BFP(4) DD2 born 2.14.13 @ 35w5d due to pPROM
Plus, it's wrong of them to even ask if they are invited, or even assume that they are.
Taco cat: Always a palindrome. ALWAYS, okay J&K?
"cool......insult my size 2 body or my natural brown hair...or the fact that my parents own a country club, I have no budget for a wedding, and I have horses. I really dont care. Its better then having roots." ~ futurepivko
[QUOTE]Some of the people who aren't invited would probably find out about the close friends that are invited. I don't want to lie (I'm bad at it anyways). I just want a *nice* way to say that although we care about them as friends, they aren't close enough to have them at the wedding.

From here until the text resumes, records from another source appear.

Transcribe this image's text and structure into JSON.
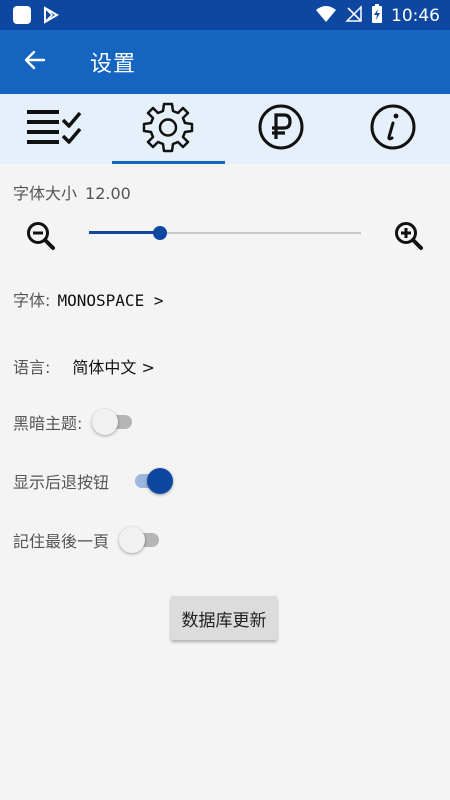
{
  "status_bar": {
    "time": "10:46",
    "icons": [
      "app-square-icon",
      "play-store-icon",
      "wifi-icon",
      "no-signal-icon",
      "battery-charging-icon"
    ]
  },
  "app_bar": {
    "title": "设置",
    "back_icon": "arrow-left-icon"
  },
  "tabs": [
    {
      "icon": "checklist-icon",
      "selected": false
    },
    {
      "icon": "gear-icon",
      "selected": true
    },
    {
      "icon": "ruble-icon",
      "selected": false
    },
    {
      "icon": "info-icon",
      "selected": false
    }
  ],
  "settings": {
    "font_size_label": "字体大小",
    "font_size_value": "12.00",
    "font_size_slider_fraction": 0.26,
    "font_label": "字体:",
    "font_value": "MONOSPACE >",
    "language_label": "语言:",
    "language_value": "简体中文 >",
    "toggles": [
      {
        "label": "黑暗主题:",
        "on": false
      },
      {
        "label": "显示后退按钮",
        "on": true
      },
      {
        "label": "記住最後一頁",
        "on": false
      }
    ],
    "update_db_button": "数据库更新"
  },
  "colors": {
    "status_bar": "#0d47a1",
    "app_bar": "#1565c0",
    "tab_bar": "#e6f0fb",
    "accent": "#0d47a1"
  }
}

LOL Sounds really awful to say out loud.
Posted by MrsCross2B[/QUOTE]
Definitely stay away from terms like "not close enough" but keep "although we care about [you] as friends." Like pps have said, use the venue's restrictions as your reason so it feels less personal. And no one can argue having family first at a wedding. I think most people will get what "small wedding" means.
Taco cat: Always a palindrome. ALWAYS, okay J&K?
"cool......insult my size 2 body or my natural brown hair...or the fact that my parents own a country club, I have no budget for a wedding, and I have horses. I really dont care. Its better then having roots." ~ futurepivko
Why do you feel the need to tell them that they aren't close enough to be invited to the wedding? That's just unnecessary and you'll be setting yourself up for more hurt feelings. Just tell them that you're planning a very small wedding and leave it at that.
Have you encountered this yet or are you assuming that someone will ask? Most people know it's rude to ask if they are invited, so you might be pleasantly surprised.
Preppy & Beatles- that's the perfect way to say it. Thank you!!!!!
We've already hurt some feelings by planning to have an 'adults only' ceremony. When this is all said and done I would like to have some people in our lives still speaking to us. LOL!
Just keep to your guns MrsCross. You'll be happier in the end.